Search code examples
pythonazureazure-machine-learning-service

how to write to Azure PipelineData properly?


Im trying to learn Azure, with little luck (yet). All the tutorials show using PipelineData just as a file, when configured in "upload" mode. However, im getting "FileNotFoundError: [Errno 2] No such file or directory: ''" error. I would love to ask a more specific question, but i just can't see what im doing wrong.

from azureml.core import Workspace, Datastore,Dataset,Environment
from azureml.core.compute import ComputeTarget, AmlCompute
from azureml.core.compute_target import ComputeTargetException
from azureml.core.runconfig import RunConfiguration
from azureml.core.conda_dependencies import CondaDependencies
from azureml.pipeline.steps import PythonScriptStep
from azureml.pipeline.core import Pipeline, PipelineData
import os

ws = Workspace.from_config()
datastore = ws.get_default_datastore()

compute_name = "cpucluster"
compute_target = ComputeTarget(workspace=ws, name=compute_name)
aml_run_config = RunConfiguration()
aml_run_config.target = compute_target
aml_run_config.environment.python.user_managed_dependencies = False
aml_run_config.environment.python.conda_dependencies = CondaDependencies.create(
    conda_packages=['pandas','scikit-learn'], 
    pip_packages=['azureml-sdk', 'azureml-dataprep[fuse,pandas]'], 
    pin_sdk_version=False)

output1 = PipelineData("processed_data1",datastore=datastore, output_mode="upload")
prep_step = PythonScriptStep(
    name="dataprep",
    script_name="dataprep.py",
    source_directory=os.path.join(os.getcwd(),'dataprep'),
    arguments=["--output", output1],
    outputs = [output1],
    compute_target=compute_target,
    runconfig=aml_run_config,
    allow_reuse=True
)

In the dataprep.py i hve the following:

import numpy, argparse, pandas
from azureml.core import Run
run = Run.get_context()
parser = argparse.ArgumentParser()
parser.add_argument('--output', dest='output', required=True)
args = parser.parse_args()
df = pandas.DataFrame(numpy.random.rand(100,3))
df.iloc[:, 2] = df.iloc[:,0] + df.iloc[:,1]
print(df.iloc[:5,:])
df.to_csv(args.output)

So, yeah. pd is supposed to write to the output, but my compute cluster says the following:

"User program failed with FileNotFoundError: [Errno 2] No such file or directory: ''\".

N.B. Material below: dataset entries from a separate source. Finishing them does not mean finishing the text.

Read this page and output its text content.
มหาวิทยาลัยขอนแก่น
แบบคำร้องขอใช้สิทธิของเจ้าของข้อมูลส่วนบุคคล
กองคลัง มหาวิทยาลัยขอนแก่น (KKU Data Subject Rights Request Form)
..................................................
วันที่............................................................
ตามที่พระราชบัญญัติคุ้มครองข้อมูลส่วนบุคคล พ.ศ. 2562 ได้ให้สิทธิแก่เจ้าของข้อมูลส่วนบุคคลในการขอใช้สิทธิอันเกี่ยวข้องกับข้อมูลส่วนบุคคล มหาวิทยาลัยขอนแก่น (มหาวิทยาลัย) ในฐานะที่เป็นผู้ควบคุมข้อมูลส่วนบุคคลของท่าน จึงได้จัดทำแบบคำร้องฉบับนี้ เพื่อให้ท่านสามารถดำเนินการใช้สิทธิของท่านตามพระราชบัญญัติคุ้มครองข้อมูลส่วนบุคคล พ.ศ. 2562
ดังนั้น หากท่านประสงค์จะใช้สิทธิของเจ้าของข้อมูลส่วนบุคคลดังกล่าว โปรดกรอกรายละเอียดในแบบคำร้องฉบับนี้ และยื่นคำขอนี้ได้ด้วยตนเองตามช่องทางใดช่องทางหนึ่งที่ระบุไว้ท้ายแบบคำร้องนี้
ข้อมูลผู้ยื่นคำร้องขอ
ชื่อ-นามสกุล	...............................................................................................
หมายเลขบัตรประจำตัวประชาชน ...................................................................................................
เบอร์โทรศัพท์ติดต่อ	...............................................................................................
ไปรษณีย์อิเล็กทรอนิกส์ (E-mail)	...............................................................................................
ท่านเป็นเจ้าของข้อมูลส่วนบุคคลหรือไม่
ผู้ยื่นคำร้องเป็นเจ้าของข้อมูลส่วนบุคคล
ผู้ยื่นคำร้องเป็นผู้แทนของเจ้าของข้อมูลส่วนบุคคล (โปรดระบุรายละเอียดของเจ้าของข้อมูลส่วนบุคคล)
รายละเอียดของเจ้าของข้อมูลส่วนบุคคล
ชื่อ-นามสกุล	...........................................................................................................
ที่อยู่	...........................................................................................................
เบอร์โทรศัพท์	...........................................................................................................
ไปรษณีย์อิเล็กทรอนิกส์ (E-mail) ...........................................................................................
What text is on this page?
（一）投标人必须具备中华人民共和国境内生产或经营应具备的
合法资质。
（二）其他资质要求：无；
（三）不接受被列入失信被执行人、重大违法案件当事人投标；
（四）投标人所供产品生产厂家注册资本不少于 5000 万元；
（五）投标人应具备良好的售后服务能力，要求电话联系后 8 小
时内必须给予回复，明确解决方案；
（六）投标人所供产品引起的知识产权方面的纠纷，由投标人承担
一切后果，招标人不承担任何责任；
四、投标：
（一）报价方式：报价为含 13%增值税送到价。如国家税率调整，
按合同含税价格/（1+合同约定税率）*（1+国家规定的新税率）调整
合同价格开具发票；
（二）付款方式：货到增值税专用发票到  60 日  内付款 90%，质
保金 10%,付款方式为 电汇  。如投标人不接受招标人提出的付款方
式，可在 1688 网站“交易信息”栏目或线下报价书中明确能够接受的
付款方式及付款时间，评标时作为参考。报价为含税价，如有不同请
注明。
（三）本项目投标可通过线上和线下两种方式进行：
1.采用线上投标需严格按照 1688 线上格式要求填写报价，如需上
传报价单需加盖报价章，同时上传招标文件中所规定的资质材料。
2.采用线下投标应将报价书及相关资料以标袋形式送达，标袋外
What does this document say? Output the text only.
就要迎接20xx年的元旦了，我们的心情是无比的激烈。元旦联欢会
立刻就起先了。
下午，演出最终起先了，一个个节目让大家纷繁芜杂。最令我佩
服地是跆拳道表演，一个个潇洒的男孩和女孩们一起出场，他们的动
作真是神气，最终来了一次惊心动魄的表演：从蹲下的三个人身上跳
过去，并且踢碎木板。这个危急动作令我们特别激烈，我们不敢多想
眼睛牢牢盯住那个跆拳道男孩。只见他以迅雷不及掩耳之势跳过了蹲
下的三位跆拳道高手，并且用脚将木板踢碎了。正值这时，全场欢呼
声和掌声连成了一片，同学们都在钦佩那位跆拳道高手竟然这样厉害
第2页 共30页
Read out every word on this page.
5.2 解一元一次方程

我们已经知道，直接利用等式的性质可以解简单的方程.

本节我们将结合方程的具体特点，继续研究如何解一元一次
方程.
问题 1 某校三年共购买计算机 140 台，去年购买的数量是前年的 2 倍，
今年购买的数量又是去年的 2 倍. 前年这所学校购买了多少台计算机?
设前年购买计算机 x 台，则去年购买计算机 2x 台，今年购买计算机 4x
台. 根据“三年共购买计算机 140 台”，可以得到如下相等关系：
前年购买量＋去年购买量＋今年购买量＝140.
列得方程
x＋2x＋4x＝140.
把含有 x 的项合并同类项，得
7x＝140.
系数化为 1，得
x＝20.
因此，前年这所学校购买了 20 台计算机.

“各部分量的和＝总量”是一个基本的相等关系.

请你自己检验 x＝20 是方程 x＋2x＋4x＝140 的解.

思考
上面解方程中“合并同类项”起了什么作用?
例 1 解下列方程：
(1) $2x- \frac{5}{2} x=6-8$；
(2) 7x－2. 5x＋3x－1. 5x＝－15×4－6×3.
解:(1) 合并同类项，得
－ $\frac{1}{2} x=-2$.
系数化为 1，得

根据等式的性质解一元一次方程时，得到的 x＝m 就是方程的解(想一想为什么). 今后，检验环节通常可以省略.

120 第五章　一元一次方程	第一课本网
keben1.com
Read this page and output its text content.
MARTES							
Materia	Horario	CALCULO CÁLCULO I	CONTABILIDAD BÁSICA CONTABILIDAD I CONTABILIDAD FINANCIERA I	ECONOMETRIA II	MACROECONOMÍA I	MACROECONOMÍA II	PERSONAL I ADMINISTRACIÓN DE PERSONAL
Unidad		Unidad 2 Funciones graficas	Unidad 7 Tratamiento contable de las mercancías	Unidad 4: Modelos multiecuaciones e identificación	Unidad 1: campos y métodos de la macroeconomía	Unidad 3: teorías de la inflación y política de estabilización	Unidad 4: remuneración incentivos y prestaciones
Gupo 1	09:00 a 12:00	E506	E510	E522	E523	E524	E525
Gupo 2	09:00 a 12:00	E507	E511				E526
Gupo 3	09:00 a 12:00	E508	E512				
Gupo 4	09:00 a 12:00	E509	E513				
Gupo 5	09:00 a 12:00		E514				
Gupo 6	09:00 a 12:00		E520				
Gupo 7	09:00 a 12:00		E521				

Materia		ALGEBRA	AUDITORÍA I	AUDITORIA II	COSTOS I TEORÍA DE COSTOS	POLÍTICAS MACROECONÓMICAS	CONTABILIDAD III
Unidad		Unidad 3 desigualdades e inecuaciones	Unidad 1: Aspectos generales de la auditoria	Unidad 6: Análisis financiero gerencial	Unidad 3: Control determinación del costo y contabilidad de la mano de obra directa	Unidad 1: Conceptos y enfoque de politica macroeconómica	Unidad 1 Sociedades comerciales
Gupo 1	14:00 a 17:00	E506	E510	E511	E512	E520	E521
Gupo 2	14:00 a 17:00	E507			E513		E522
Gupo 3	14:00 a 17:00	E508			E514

When i dont include the to_csv() function, the cluster does not complain


Solution

  • Here is an example for PRS. PipelineData was intended to represent "transient" data from one step to the next one, while OutputDatasetConfig was intended for capturing the final state of a dataset (and hence why you see features like lineage, ADLS support, etc). PipelineData always outputs data in a folder structure like {run_id}{output_name}. OutputDatasetConfig allows to decouple the data from the run and hence it allows you to control where to land the data (although by default it will produce similar folder structure). The OutputDatasetConfig allows even to register the output as a Dataset, where getting rid of such folder structure makes sense. From the docs itself: "Represent how to copy the output of a run and be promoted as a FileDataset. The OutputFileDatasetConfig allows you to specify how you want a particular local path on the compute target to be uploaded to the specified destination".

    OutFileDatasetConfig is a control plane concept to pass data between pipeline steps.